In the same piece, Steven Pinker notices that this very dependence of the moral instinct on upstream modules that analyze the situation lead us to very predictable biases:

"We don't show contempt to the man who fails to change the batteries in his smoke alarms or takes his family on a driving vacation, both of which multiply the risk they will die in an accident. Driving a gas-guzzling Hummer is reprehensible, but driving a gas-guzzling old Volvo is not; eating a Big Mac is unconscionable, but not imported cheese or crème brûlée".


What is the worst? An old Volvo or a new Hummer?

In other words, the danger of a Hummer is cognitively easier to detect, that of a Swedish Volvo is a bit harder. To conclude, I don't know whether Smith had Montaigne in mind but he also has a response to the "frienged tassels, fastened to the skirt of their garment".

"In China if a lady's foot is so large as to be fit to walk upon, she is regarded as a monster of ugliness. Some of the savage nations in North-America tie four boards round the heads of their children, and thus squeeze them, while the bones are tender and gristly, into a form that is almost perfectly square. Europeans are astonished at the absurd barbarity of this practice, to which some missionaries have imputed the singular stupidity of those nations among whom it prevails. But when they condemn those savages, they do not reflect that the ladies in Europe had, till within these very few years, been endeavouring, for near a century past, to squeeze the beautiful roundness of their natural shape into a square form of the same kind. And that, notwithstanding the many distortions and diseases which this practice was known to occasion, custom had rendered it agreeable among some of the most civilized nations which, perhaps, the world ever beheld."

Picture: Two ways of distorting women's bodies

(For those interested by this topic, I can't help but recommend the wonderful analysis of the emergence of foot-binding and infibulation by Mackie.Copies available here).




  • Hugo Mercier
    Hugo Mercier 23 June 2011 (18:21)

    I love that kind of things, it’s really fascinating from the point of view of the history of ideas. A question however: what does that add to our current knowledge of these matters? We can’t really say that it confirm our current knowledge, since Smith, Montaigne and all the others have also said many things with which we disagree now. So our current knowledge confirms their ideas, but not the other way around.
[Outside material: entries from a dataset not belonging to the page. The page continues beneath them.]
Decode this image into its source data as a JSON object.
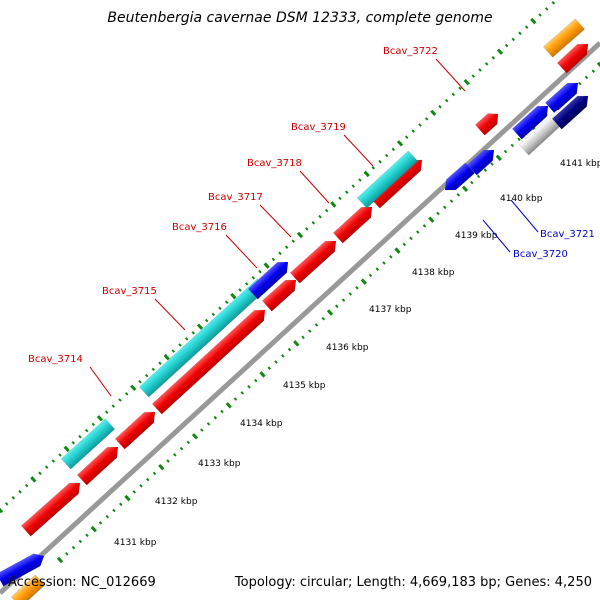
{
  "title": "Beutenbergia cavernae DSM 12333, complete genome",
  "footer": {
    "accession": "Accession: NC_012669",
    "summary": "Topology: circular; Length: 4,669,183 bp; Genes: 4,250"
  },
  "ticks": [
    "4131 kbp",
    "4132 kbp",
    "4133 kbp",
    "4134 kbp",
    "4135 kbp",
    "4136 kbp",
    "4137 kbp",
    "4138 kbp",
    "4139 kbp",
    "4140 kbp",
    "4141 kbp"
  ],
  "gene_labels": [
    {
      "text": "Bcav_3714",
      "color": "#cc0000"
    },
    {
      "text": "Bcav_3715",
      "color": "#cc0000"
    },
    {
      "text": "Bcav_3716",
      "color": "#cc0000"
    },
    {
      "text": "Bcav_3717",
      "color": "#cc0000"
    },
    {
      "text": "Bcav_3718",
      "color": "#cc0000"
    },
    {
      "text": "Bcav_3719",
      "color": "#cc0000"
    },
    {
      "text": "Bcav_3722",
      "color": "#cc0000"
    },
    {
      "text": "Bcav_3720",
      "color": "#0000cc"
    },
    {
      "text": "Bcav_3721",
      "color": "#0000cc"
    }
  ],
  "colors": {
    "cds_forward": "#ee0000",
    "cds_reverse": "#0000ee",
    "rna": "#22cccc",
    "other": "#ff9900",
    "dark_blue": "#000080",
    "backbone": "#999999",
    "grid": "#118811"
  }
}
  • Nicolas Baumard 24 June 2011 (15:44)

    Good question Hugo! And an important one since many people in social sciences seem to think that one can’t become a social scientist without a knowledge of the history of the discipline (thus, you need to read Weber or Durkheim to graduate in sociology). As for me, I would say no. It’s fun to discover that some ideas are older than we thought, or that some concepts could have emerged outside the current modern framework. However, for me, history of science informs us first and foremost about social sciences (rather than about the world). But it is possible that, while reading Hume or Smith, we sometimes understand or rediscover something we would not have thought on our own. I do not have any handy example, but some readers might have some.